The article reports that the Trump administration plans to scale back, or “descope,” the Ocean Observatories Initiative (OOI), a $368 million ocean-monitoring network that has operated for more than a decade and provides important data on ocean systems, climate change, marine biodiversity, and ocean health. 

According to the National Science Foundation, the plan involves removing all in-water infrastructure from OOI observation sites off North Carolina, Oregon, Washington, Alaska, and in the Irminger Sea between Greenland and Iceland. NSF said the program is not being fully cancelled, but scientists warned that once the infrastructure is removed, real-time data streams and observing capacity at those locations will end. 
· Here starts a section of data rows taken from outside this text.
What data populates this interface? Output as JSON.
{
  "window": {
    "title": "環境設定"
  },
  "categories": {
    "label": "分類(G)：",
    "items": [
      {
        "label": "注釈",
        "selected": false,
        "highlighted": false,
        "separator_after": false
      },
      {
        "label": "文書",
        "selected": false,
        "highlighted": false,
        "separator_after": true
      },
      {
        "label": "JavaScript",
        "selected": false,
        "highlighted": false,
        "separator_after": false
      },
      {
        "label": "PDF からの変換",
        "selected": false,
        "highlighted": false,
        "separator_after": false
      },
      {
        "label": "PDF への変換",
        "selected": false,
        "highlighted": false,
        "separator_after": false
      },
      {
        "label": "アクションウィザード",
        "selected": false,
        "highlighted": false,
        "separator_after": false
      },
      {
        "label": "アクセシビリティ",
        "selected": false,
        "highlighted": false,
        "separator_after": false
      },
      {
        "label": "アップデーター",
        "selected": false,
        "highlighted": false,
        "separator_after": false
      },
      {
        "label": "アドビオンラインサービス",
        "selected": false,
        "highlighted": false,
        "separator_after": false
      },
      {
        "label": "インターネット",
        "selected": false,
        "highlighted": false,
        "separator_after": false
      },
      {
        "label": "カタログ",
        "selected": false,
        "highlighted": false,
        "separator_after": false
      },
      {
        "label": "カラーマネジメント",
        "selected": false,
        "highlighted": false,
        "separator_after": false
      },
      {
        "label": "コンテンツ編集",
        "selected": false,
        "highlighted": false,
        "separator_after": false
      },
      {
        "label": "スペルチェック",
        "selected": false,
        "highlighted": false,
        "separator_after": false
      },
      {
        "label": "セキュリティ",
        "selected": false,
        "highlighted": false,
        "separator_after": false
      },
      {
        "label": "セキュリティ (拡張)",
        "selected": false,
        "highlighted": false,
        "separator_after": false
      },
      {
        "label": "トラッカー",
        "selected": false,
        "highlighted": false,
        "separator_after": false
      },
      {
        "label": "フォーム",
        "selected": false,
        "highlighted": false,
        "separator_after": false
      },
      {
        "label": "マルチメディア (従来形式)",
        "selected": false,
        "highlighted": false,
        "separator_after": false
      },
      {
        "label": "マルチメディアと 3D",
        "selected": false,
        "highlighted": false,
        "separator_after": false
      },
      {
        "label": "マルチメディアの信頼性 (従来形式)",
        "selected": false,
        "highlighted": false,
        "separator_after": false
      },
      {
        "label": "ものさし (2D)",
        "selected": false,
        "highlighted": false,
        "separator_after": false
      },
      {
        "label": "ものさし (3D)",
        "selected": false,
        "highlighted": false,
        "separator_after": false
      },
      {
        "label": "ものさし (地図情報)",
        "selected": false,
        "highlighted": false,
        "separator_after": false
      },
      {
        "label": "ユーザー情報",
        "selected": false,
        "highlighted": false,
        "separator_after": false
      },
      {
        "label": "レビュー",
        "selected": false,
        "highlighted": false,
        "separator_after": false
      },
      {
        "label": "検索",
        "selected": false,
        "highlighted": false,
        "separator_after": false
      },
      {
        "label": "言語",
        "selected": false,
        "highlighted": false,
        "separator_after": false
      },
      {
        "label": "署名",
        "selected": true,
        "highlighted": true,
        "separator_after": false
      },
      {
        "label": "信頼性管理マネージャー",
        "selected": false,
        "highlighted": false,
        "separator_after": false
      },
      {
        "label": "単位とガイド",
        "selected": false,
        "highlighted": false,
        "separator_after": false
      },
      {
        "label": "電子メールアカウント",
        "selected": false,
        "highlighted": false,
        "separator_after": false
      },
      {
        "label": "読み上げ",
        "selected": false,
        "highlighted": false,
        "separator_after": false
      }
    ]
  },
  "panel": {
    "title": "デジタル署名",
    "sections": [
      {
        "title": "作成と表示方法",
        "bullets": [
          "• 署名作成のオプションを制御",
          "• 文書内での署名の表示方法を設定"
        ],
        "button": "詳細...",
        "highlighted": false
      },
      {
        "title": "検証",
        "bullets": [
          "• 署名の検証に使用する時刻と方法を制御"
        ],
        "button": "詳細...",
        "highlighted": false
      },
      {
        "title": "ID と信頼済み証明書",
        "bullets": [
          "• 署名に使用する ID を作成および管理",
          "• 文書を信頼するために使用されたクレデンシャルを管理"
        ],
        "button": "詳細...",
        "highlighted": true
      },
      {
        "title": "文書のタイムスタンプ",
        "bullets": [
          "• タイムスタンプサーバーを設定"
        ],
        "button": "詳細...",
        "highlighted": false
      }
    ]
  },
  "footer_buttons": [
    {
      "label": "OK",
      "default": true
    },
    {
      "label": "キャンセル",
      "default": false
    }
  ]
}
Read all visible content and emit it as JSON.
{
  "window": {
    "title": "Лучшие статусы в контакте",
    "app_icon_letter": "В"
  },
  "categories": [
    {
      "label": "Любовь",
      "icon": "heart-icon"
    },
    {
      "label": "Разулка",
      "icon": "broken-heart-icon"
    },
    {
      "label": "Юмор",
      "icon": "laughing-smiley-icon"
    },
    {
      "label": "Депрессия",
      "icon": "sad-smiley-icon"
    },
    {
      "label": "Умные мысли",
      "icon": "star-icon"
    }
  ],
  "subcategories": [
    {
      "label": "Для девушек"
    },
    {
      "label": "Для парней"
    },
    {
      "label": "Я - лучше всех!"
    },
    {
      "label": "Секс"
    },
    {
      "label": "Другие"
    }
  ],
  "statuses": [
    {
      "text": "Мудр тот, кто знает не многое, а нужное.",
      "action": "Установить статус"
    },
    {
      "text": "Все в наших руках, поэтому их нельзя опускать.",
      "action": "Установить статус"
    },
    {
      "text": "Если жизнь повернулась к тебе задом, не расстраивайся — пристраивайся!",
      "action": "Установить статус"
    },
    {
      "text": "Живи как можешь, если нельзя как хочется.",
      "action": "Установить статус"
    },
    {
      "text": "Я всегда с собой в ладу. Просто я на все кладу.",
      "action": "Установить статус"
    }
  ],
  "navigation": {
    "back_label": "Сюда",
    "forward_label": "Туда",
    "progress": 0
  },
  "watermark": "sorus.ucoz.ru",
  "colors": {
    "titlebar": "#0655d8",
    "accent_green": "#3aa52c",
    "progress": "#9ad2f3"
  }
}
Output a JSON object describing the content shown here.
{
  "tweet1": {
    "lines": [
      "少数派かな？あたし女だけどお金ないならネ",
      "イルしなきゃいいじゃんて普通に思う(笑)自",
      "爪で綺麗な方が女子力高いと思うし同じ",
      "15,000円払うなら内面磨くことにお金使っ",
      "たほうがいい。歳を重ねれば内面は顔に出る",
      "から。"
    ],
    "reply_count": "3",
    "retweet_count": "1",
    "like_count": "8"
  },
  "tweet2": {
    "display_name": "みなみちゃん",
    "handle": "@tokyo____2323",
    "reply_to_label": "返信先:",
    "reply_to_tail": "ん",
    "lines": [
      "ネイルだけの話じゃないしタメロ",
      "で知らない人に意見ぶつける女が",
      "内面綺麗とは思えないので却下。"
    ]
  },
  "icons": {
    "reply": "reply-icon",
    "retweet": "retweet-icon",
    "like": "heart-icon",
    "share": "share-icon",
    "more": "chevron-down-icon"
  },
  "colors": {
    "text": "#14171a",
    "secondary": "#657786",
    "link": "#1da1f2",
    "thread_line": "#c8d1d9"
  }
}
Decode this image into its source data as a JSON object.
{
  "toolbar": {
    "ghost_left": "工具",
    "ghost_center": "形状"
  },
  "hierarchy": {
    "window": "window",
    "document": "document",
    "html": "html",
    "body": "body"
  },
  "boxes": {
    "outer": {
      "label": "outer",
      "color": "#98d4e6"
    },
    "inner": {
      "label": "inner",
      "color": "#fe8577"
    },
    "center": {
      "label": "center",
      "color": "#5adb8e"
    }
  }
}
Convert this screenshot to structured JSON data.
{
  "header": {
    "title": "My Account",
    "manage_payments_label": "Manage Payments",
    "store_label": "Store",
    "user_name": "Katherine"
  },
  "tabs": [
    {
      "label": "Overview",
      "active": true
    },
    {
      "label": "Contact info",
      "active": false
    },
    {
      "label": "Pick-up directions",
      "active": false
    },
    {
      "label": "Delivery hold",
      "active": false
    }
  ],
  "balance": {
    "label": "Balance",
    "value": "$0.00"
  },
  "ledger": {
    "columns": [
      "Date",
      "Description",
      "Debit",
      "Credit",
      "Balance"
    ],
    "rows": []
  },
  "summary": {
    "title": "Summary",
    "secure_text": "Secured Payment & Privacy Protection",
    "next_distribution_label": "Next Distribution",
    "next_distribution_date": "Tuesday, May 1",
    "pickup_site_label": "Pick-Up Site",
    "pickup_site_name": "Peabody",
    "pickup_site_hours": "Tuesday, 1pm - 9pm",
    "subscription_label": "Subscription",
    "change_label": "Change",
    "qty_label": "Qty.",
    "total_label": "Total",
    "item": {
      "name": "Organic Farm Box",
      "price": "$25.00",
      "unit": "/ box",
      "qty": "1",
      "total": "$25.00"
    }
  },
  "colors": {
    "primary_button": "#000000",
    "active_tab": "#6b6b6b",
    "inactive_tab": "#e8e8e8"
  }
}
Scientists interviewed in the article argue that dismantling the system would create a serious gap in long-term ocean and climate data. The OOI’s instruments have helped researchers study carbon sequestration, deep-ocean mixing, marine ecosystems, fisheries, and the Atlantic Meridional Overturning Circulation, a major current system linked to global climate stability. 

The article frames the decision as part of broader Trump administration cuts to climate and science programs. Critics say the move is short-sighted because rebuilding such a complex monitoring network—and the expertise needed to run it—would be difficult, while losing observations would make it harder to understand and prepare for climate-related risks.